The role of the aquatic environment is of great importance: it plays a critical role in climate; it contains the highest biodiversity on the planet; ports are among the most critical infrastructures for trade and transportation; and as much as 40% of the global population lives within 100km of the shoreline. Improving our understanding of the underwater domain is essential. Using autonomous robots to collect additional information will be safer, more cost effective, and can be extended to a larger scale than previous methods. The goal of this project is to enable autonomous operations of robotic systems in underwater environments. In order to achieve this goal, the robot needs to be aware of the environment, and of its own position inside the environment. The robot needs to develop movement strategies that would facilitate the efficient and accurate estimation of its position and the location of obstacles/objects in the environment, while taking into account the errors in the measurements. The underwater domain presents several unique challenges: there is no Global Positioning System (GPS); communication, when available, has extremely limited bandwidth; visibility conditions, even in the best-case scenarios, are limited due to particulates in the water that obstruct the view. The investigator will advance the state of the art in four areas: information from different robot sensors will be used to calculate the position of the robot as it moves through the underwater domain; then, the investigator and his graduate students will use all available information to produce a representation of the environment the robot can use to navigate; next, planning will be implemented to guide the robot through the environment taking into account the shorter distance and the areas with viewing interest; and finally, the team will investigate new strategies for exploring unknown environments efficiently.
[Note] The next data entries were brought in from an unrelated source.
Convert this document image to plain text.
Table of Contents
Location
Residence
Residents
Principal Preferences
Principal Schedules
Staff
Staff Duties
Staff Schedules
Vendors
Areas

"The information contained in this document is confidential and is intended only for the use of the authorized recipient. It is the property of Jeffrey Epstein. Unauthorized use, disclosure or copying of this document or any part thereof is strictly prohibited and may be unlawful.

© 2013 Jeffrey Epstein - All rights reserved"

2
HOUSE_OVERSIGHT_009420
The investigator will use his research results from the underwater realm to raise interest for students and the general populace towards science, technology, engineering, and mathematics. 
The goal of this project is to enable autonomous operations of robotic systems in underwater environments. In order to achieve this goal, the robot needs situational awareness. Additionally, the robot needs to develop motion strategies that would facilitate the efficient and accurate estimation of its pose and the location of points of interest in the environment, while taking into account uncertainty buildup and the effect of external forces such as wind or current. The underwater domain renders satellite-based GPS ineffective. Communications, when available, have extremely limited bandwidth; and visibility conditions are limited due to hazing and blurring, lighting variations over time, and color loss. The investigator will advance the state of the art in four areas: information from different sensors will be used to calculate the pose of the robot as it moves through the underwater domain; all available information will be utilized to produce a dense representation of the environment; next, a decision process will be implemented to guide the robot through the environment taking into account efficiency (shorter distance) and the areas with viewing interest; finally, new strategies for exploring and covering unknown environments efficiently will be investigated. More specifically, robustness measures and divergence predictors will be developed for the state estimation in order to provide early warnings of erroneous estimates. Measuring the quality of the different sensors will result in the judicious use of the subset of sensors that provide accurate information. The mapping challenge will be addressed by augmenting the feature-based map with features generated from the lighting variations, such as shadows and caustic patterns. Coverage patterns will be employed in open areas with limited obstacles, while a frontier-based strategy will guide the underwater vehicle to unexplored areas. Returning to mapped areas in a systematic manner will maintain the localization uncertainty below a user defined level. The results will be published in conferences and journals of robotics.
This award reflects NSF's statutory mission and has been deemed worthy of support through evaluation using the Foundation's intellectual merit and broader impacts review criteria.